In that same year she appeared in the supporting role of Ruby Lockwood, in Elsa Shelley’s juvenile delinquency drama Pick-Up Girl at the Prince of Wales Theatre, starring Patricia
Plunkett as Elizabeth Collins. In 1951, working with the Buxton Repertory Theatre she met and married the actor Robin Hunter, with whom she had two daughters.

Her major break came in 1953 as Dulcie in the Players’ Theatre original production of Sandy Wilson’s 1920s satire The Boy Friend. It ran for four years, and 40 years later she directed its anniversary revival.

But life became tougher after her divorce in 1966,when she had to work hard as a single parent, augmenting her career with house cleaning and understudying to support her family.

Things took a turn for the better when Charles won major TV roles in Country Matters (1972), Secret Army (1977), the Upstairs Downstairs spin-off Thomas and Sarah (1979), as Maria in Disraeli: Portrait of a Romantic, in Brideshead Revisited (1981) and an acclaimed BBC production of Somerset Maugham’s Sheppey (1980) in which she played the despairing wife of a philosophic barber (Bob Hoskins) wringing her hands as she sees him offering his enormous lottery win to the poor.

Charles stole the show as the awkward neighbour in Shine on Harvey Moon (1982) and in 2000 as the mother of Charles Hawtrey (Hugh Walters) in Cor, Blimey!, an ITV drama focusing on the Carry On films’ stars.

Stage success continued throughout the 1980s and 1990s, including her role as Miss Hannigan in Annie, (Victoria Palace, 1979), in the original 1981 comedy production of Steaming, as Yente in the first London revival of Fiddler on the Roof (Apollo Victoria, 1983), as Solange LaFitte in Sondheim’s Follies, (Shaftesbury Theatre 1987) and alongside John Thaw in David Hare’s The Absence of War (National, 1993). She also chalked up many film credits to her name.

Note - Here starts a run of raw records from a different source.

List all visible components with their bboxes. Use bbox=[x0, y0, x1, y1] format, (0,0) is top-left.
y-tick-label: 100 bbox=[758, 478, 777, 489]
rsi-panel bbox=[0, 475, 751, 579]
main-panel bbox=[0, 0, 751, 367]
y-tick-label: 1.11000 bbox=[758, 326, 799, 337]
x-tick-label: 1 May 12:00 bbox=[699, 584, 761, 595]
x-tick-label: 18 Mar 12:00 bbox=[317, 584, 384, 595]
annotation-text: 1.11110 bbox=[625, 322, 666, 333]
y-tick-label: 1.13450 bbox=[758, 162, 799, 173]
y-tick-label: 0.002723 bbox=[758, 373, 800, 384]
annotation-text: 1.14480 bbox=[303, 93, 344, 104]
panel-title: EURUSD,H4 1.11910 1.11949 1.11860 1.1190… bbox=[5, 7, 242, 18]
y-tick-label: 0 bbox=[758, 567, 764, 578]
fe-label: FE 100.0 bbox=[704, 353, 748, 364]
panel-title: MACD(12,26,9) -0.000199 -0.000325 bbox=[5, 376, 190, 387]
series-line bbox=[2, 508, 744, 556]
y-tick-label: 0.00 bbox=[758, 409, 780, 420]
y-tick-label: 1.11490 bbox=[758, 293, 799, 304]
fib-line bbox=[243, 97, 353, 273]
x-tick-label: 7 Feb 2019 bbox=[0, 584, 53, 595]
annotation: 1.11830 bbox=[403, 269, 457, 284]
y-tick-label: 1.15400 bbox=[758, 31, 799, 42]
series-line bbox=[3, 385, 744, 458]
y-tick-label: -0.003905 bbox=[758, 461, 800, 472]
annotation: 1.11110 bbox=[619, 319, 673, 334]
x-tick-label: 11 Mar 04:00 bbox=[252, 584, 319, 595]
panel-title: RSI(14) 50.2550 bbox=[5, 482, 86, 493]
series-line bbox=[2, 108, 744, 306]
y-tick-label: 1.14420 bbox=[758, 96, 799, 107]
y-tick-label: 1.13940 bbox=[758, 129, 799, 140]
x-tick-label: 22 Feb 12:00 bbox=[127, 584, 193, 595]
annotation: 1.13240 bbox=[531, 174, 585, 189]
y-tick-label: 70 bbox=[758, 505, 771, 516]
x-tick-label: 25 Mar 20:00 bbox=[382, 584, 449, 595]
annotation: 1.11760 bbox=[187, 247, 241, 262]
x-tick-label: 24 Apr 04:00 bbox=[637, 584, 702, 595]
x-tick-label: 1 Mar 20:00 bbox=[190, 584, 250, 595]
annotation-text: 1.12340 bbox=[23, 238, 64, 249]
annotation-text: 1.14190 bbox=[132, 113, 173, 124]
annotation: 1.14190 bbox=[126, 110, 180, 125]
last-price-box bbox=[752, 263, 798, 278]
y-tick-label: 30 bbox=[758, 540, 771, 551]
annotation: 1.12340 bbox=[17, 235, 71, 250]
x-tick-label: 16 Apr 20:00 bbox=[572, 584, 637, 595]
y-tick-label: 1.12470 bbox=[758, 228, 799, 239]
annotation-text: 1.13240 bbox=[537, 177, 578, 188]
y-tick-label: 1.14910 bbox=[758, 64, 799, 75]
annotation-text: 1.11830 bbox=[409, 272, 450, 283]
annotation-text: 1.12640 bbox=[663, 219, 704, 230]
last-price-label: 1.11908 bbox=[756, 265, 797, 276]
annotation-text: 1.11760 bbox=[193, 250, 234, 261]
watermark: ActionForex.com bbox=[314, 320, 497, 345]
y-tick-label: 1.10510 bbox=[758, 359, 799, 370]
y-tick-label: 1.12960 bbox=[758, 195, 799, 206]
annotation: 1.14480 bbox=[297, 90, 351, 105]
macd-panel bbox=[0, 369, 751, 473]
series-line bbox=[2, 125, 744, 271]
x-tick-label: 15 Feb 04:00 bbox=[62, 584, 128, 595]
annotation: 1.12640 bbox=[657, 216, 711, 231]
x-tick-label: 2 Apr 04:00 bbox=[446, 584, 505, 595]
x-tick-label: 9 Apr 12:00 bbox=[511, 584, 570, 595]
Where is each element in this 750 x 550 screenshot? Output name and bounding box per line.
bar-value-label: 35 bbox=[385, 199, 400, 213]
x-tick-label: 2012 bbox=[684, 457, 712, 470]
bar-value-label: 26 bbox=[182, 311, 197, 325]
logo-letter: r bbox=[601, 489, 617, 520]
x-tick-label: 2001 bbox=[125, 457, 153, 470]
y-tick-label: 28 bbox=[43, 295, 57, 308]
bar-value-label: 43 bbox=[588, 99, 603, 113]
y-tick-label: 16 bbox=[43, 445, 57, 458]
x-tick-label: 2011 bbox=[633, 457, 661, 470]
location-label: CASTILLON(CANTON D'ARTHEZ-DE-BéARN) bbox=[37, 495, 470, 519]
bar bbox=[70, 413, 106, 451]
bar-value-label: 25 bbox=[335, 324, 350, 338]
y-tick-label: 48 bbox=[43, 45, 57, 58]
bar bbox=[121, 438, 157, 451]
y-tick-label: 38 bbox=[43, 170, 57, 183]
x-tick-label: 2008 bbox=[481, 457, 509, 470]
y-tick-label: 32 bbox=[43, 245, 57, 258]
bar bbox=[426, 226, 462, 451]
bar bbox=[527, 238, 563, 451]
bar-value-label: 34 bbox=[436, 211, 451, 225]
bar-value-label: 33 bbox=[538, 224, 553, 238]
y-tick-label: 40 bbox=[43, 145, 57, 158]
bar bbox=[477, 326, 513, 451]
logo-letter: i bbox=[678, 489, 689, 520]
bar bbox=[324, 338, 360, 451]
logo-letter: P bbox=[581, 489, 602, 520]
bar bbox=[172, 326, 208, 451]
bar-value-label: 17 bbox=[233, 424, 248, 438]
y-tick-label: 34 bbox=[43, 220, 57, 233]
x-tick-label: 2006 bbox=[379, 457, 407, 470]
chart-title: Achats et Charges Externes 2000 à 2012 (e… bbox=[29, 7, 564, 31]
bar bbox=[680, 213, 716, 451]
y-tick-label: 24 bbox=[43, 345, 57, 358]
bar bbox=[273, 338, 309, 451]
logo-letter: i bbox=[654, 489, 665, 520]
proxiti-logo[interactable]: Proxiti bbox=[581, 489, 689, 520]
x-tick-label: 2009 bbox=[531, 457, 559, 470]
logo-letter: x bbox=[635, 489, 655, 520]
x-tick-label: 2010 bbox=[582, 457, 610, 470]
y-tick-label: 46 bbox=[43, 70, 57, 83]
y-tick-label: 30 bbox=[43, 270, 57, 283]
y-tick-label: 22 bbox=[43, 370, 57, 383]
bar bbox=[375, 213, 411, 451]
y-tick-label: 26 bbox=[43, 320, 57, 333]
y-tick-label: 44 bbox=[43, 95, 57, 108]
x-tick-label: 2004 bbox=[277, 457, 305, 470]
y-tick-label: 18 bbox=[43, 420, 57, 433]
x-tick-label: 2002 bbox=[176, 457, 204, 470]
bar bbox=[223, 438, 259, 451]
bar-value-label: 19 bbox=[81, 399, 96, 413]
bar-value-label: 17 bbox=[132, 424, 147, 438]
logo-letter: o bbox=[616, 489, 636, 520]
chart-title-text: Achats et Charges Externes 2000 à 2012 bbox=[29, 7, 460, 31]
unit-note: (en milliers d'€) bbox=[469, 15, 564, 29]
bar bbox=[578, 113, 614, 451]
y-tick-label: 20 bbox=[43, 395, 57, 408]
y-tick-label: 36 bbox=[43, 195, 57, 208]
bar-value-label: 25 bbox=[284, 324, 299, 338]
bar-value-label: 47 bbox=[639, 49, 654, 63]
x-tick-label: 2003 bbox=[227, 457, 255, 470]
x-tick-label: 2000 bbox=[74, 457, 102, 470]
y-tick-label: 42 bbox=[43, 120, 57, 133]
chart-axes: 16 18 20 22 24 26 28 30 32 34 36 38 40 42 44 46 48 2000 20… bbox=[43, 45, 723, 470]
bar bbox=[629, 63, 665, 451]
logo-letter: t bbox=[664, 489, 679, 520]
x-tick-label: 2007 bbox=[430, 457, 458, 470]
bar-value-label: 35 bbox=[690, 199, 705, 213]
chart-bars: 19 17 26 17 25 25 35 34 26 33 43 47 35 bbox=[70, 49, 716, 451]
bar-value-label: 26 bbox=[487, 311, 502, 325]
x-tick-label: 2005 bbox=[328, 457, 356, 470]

But the millennium saw her embark on teaching and directing, while still appearing in big-screen comedies, including soaps such as Coronation Street. She became drawn to fringe theatre, notably appearing in Carole Braverman’s Yiddish Trojan Women at the Cockpit in 1995.

Later, the woman whose towering personality surpassed her 5ft frame, became drawn to character roles. Her flat in Barnes resembled a theatrical grotto, filled with at least three cats. She was aware of the value of money.

When Michael Hordern, co-starring with her in Tom Stoppard’s Enter a Free Man (St Martin’s, 1968) took her out to lunch, she was shocked at the prices on the menu. In true thespian style, Hordern replied: “Darling, let joy be unconfined!”

She loved that so much, it became her mantra.

Maria Charles is survived by her daughters, Sam, a production stage manager, and Kelly, an actress and director.